In her brief, Dr. Srinivasan “maintains that this is most certainly a medical malpractice action” and argues that OCGA § 24-9-67.1 (c) (2) is applicable. However, as Dr. Srinivasan conceded at the summary judgment hearing, the Longs’ complaint is not styled as one for medical malpractice and has no requisite affidavit attached to it. In Georgia, “a plaintiff may recover for a medical battery by establishing either: (i) that there was a lack of consent to the procedure performed; or (ii) that the treatment was at substantial variance with the consent granted.” (Citations and punctuation omitted.) Morton v. Wellstar Health System, 288 Ga. App. 301, 302 (1) (653 SE2d 756) (2007).

See Cotten v. Phillips, 280 Ga. App. 280, 283 (633 SE2d 655) (2006).

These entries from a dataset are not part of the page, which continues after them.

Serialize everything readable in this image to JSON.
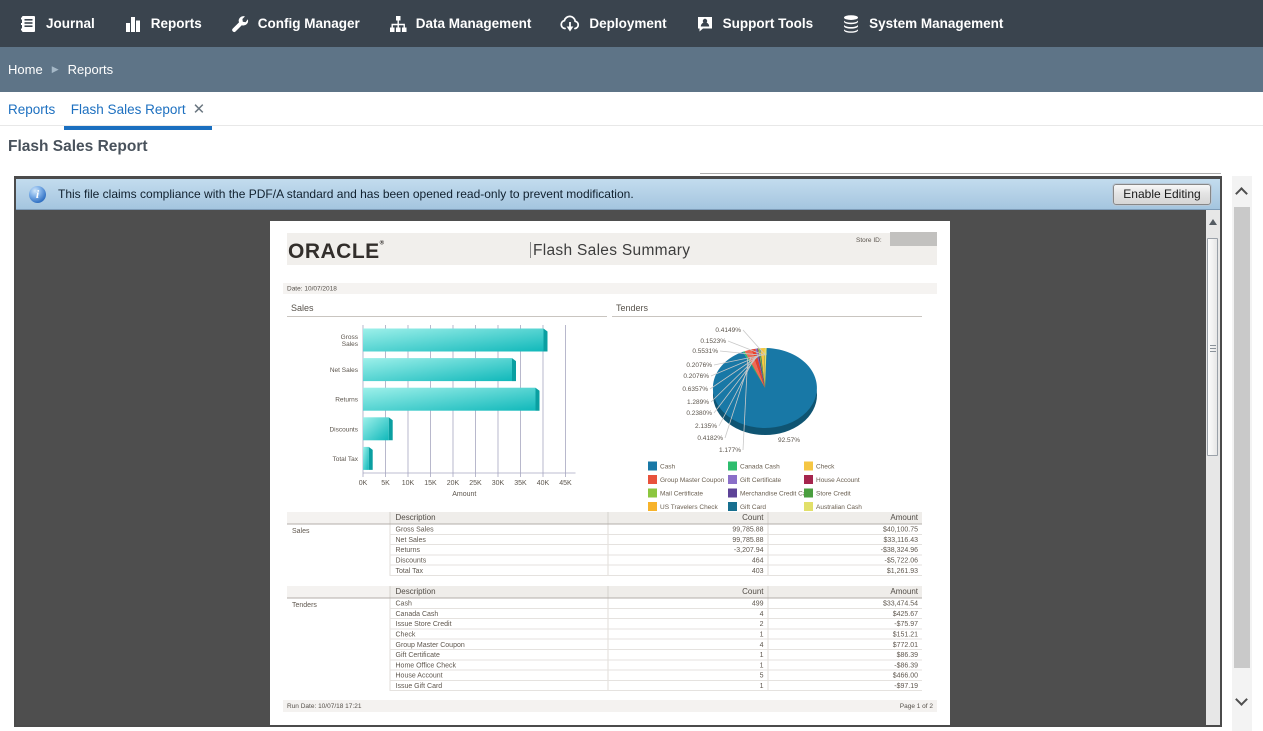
{
  "nav": {
    "items": [
      {
        "label": "Journal",
        "icon": "journal-icon"
      },
      {
        "label": "Reports",
        "icon": "reports-icon"
      },
      {
        "label": "Config Manager",
        "icon": "config-manager-icon"
      },
      {
        "label": "Data Management",
        "icon": "data-management-icon"
      },
      {
        "label": "Deployment",
        "icon": "deployment-icon"
      },
      {
        "label": "Support Tools",
        "icon": "support-tools-icon"
      },
      {
        "label": "System Management",
        "icon": "system-management-icon"
      }
    ]
  },
  "breadcrumb": {
    "home": "Home",
    "current": "Reports"
  },
  "tabs": {
    "first": "Reports",
    "second": "Flash Sales Report"
  },
  "page_title": "Flash Sales Report",
  "pdf_bar": {
    "message": "This file claims compliance with the PDF/A standard and has been opened read-only to prevent modification.",
    "button": "Enable Editing"
  },
  "report": {
    "logo": "ORACLE",
    "title": "Flash Sales Summary",
    "store_label": "Store ID:",
    "date": "Date: 10/07/2018",
    "run_date": "Run Date: 10/07/18 17:21",
    "page_num": "Page 1 of 2",
    "sales_section": "Sales",
    "tenders_section": "Tenders"
  },
  "chart_data": [
    {
      "type": "bar",
      "title": "Sales",
      "orientation": "horizontal",
      "categories": [
        "Gross Sales",
        "Net Sales",
        "Returns",
        "Discounts",
        "Total Tax"
      ],
      "values": [
        40100.75,
        33116.43,
        38324.96,
        5722.06,
        1261.93
      ],
      "xlabel": "Amount",
      "xticks": [
        "0K",
        "5K",
        "10K",
        "15K",
        "20K",
        "25K",
        "30K",
        "35K",
        "40K",
        "45K"
      ],
      "xlim": [
        0,
        45000
      ],
      "bar_color": "#1ec0c0"
    },
    {
      "type": "pie",
      "title": "Tenders",
      "big_label": "92.57%",
      "big_value": 92.57,
      "main_color": "#1878a6",
      "percent_labels": [
        "0.4149%",
        "0.1523%",
        "0.5531%",
        "0.2076%",
        "0.2076%",
        "0.6357%",
        "1.289%",
        "0.2380%",
        "2.135%",
        "0.4182%",
        "1.177%"
      ],
      "small_values": [
        0.5531,
        2.135,
        1.289,
        0.4182,
        0.238,
        0.2076,
        0.4149,
        0.2076,
        1.177,
        0.1523,
        0.6357
      ],
      "small_colors": [
        "#2dbd6e",
        "#ef6a55",
        "#e8402c",
        "#8a6fc8",
        "#5d4397",
        "#a5254d",
        "#8cc63f",
        "#176f8f",
        "#f5c643",
        "#f7b32b",
        "#e2e06a"
      ],
      "legend": [
        {
          "label": "Cash",
          "color": "#1878a6"
        },
        {
          "label": "Canada Cash",
          "color": "#2dbd6e"
        },
        {
          "label": "Check",
          "color": "#f5c643"
        },
        {
          "label": "Group Master Coupon",
          "color": "#e8523c"
        },
        {
          "label": "Gift Certificate",
          "color": "#8a6fc8"
        },
        {
          "label": "House Account",
          "color": "#a5254d"
        },
        {
          "label": "Mail Certificate",
          "color": "#8cc63f"
        },
        {
          "label": "Merchandise Credit Card",
          "color": "#5d4397"
        },
        {
          "label": "Store Credit",
          "color": "#4a9e3f"
        },
        {
          "label": "US Travelers Check",
          "color": "#f7b32b"
        },
        {
          "label": "Gift Card",
          "color": "#176f8f"
        },
        {
          "label": "Australian Cash",
          "color": "#e2e06a"
        }
      ]
    }
  ],
  "tables": {
    "headers": [
      "Description",
      "Count",
      "Amount"
    ],
    "sales": {
      "label": "Sales",
      "rows": [
        [
          "Gross Sales",
          "99,785.88",
          "$40,100.75"
        ],
        [
          "Net Sales",
          "99,785.88",
          "$33,116.43"
        ],
        [
          "Returns",
          "-3,207.94",
          "-$38,324.96"
        ],
        [
          "Discounts",
          "464",
          "-$5,722.06"
        ],
        [
          "Total Tax",
          "403",
          "$1,261.93"
        ]
      ]
    },
    "tenders": {
      "label": "Tenders",
      "rows": [
        [
          "Cash",
          "499",
          "$33,474.54"
        ],
        [
          "Canada Cash",
          "4",
          "$425.67"
        ],
        [
          "Issue Store Credit",
          "2",
          "-$75.97"
        ],
        [
          "Check",
          "1",
          "$151.21"
        ],
        [
          "Group Master Coupon",
          "4",
          "$772.01"
        ],
        [
          "Gift Certificate",
          "1",
          "$86.39"
        ],
        [
          "Home Office Check",
          "1",
          "-$86.39"
        ],
        [
          "House Account",
          "5",
          "$466.00"
        ],
        [
          "Issue Gift Card",
          "1",
          "-$97.19"
        ]
      ]
    }
  }
}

509 U. S. 579 (113 SC 2786, 125 LE2d 469) (1993). See OCGA § 24-9-67.1 (f) (in applying OCGA § 24-9-67.1, Georgia courts “may draw from the opinions of the United States Supreme Court” in Daubert; Gen. Elec. Co. v. Joiner, 522 U. S. 136 (118 SC 512, 139 LE2d 508) (1997); Kumho Tire Co. Ltd. v. Carmichael, 526 U. S. 137 (119 SC 1167, 143 LE2d 238) (1999), and other federal cases applying the standard announced in these cases).

See Cotten, supra at 286.

OCGA § 24-9-67.1 (b) (1)-(3).

Dr. Zakers’s resume, found elsewhere in the record, likewise does not indicate any surgical training or experience.

OCGA § 24-9-67.1 (b) (2), (3); see Moran v. Kia Motors America, 276 Ga. App. 96, 98 (1) (622 SE2d 439) (2005).

See Moran, supra.

See Smith v. Liberty Chrysler-Plymouth-Dodge, 285 Ga. App. 606, 609 (647 SE2d 315) (2007).